Plusieurs milliers de personnes, étudiants et enseignants en tête, ont manifesté mercredi à Buenos Aires pour défendre l’université, deuxième rassemblement de masse en six mois défiant le président ultralibéral Milei sur ce thème sensible, sur fond d’austérité budgétaire.
Une marée humaine a rempli en fin d’après-midi la vaste place du Parlement au centre de la capitale, pour défendre « l’urgence budgétaire » de l’université, des rattrapages salariaux pour les enseignants, et une réévaluation régulière des budgets sur fond d’inflation à 236% en interannuel.
« Sans éducation pour le peuple, pas de paix pour le gouvernement ! » « La plus grande victoire : que l’université se soit remplie de fils d’ouvriers ! » « De quelle liberté on nous parle sans éducation ? » clamaient des banderoles et pancartes, brandies à Buenos Aires dans une foule diverse, et paisible, face à un imposant dispositif de sécurité et de barrières métalliques barrant l’accès au Parlement.

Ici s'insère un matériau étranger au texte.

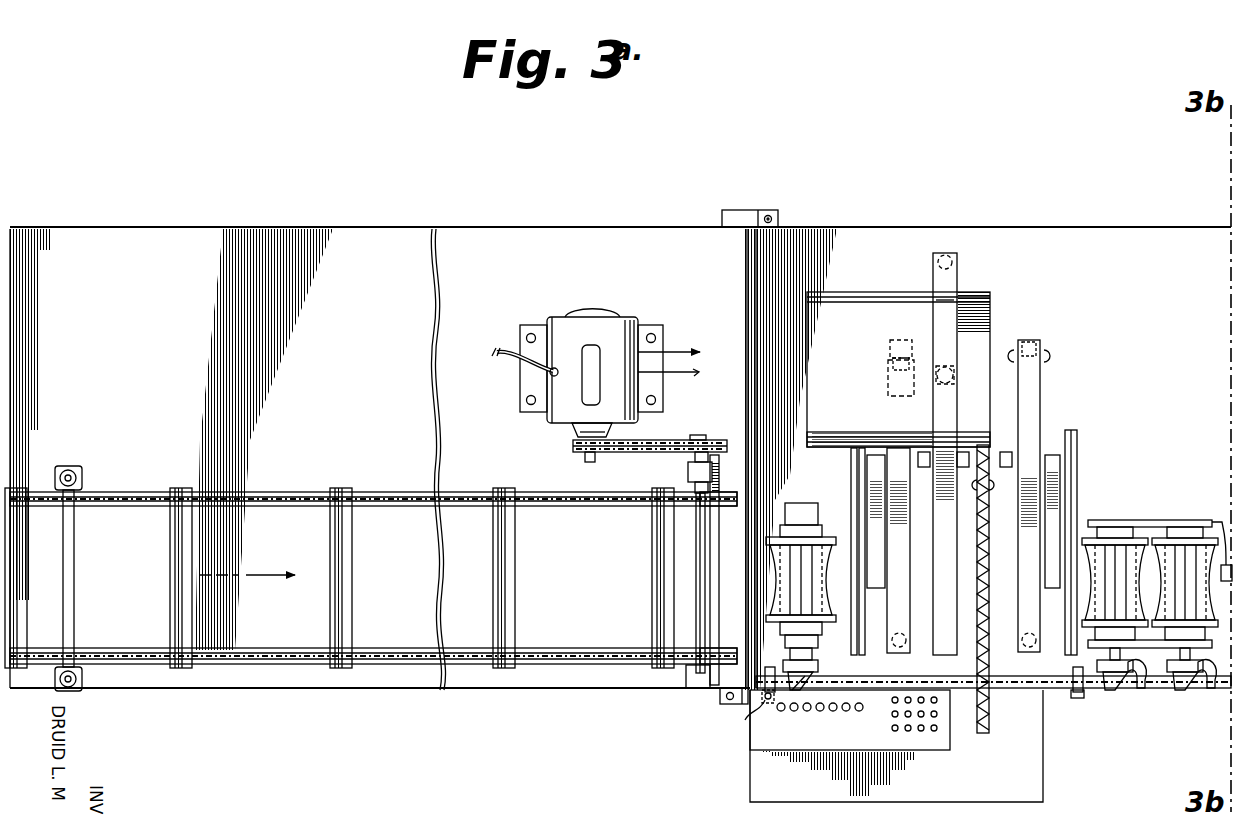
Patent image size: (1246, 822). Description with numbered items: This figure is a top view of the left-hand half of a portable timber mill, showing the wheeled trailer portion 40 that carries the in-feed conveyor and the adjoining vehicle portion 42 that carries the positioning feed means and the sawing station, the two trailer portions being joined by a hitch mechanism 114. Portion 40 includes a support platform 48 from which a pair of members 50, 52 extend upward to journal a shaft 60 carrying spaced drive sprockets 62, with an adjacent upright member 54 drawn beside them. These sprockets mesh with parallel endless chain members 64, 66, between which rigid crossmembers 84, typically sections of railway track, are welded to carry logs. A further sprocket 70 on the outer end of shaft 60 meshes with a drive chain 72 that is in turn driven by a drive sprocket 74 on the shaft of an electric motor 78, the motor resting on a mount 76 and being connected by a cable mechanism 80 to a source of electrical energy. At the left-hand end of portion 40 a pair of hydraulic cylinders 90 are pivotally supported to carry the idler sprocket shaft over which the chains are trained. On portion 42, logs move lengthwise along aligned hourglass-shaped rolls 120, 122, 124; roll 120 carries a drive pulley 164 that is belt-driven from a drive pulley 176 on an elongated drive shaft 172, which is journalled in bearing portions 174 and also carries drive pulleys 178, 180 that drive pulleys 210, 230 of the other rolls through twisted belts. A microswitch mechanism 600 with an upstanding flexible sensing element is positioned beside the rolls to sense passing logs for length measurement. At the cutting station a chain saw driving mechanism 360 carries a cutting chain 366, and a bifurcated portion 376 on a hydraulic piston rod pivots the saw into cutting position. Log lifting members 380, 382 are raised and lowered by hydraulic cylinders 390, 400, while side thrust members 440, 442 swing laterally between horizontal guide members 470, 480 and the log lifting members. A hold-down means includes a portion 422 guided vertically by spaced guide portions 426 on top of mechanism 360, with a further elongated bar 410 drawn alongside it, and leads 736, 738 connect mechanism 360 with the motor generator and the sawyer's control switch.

La manifestation, à l’appel d’enseignants et étudiants mais soutenue par des syndicats et mouvements sociaux, visait à reproduire celle d’avril, spectaculaire, où des centaines de milliers d’Argentins avaient manifesté dans la capitale et en province.
C’était, alors, pour défendre le budget des universités, gelé pour 2024 au niveau de 2023, malgré l’inflation hors contrôle. L’exécutif avait été contraint à une marche arrière, et des ajustements partiels, en deux temps pour 2024, des dépenses de fonctionnement.
Cette fois, le grief portait sur un rattrapage des salaires des enseignants du supérieur -autour de 650.000 pesos pour un débutant- et sur une loi, approuvée au Sénat, déclarant l’université en « urgence budgétaire », et posant une réévaluation bimensuelle de son budget.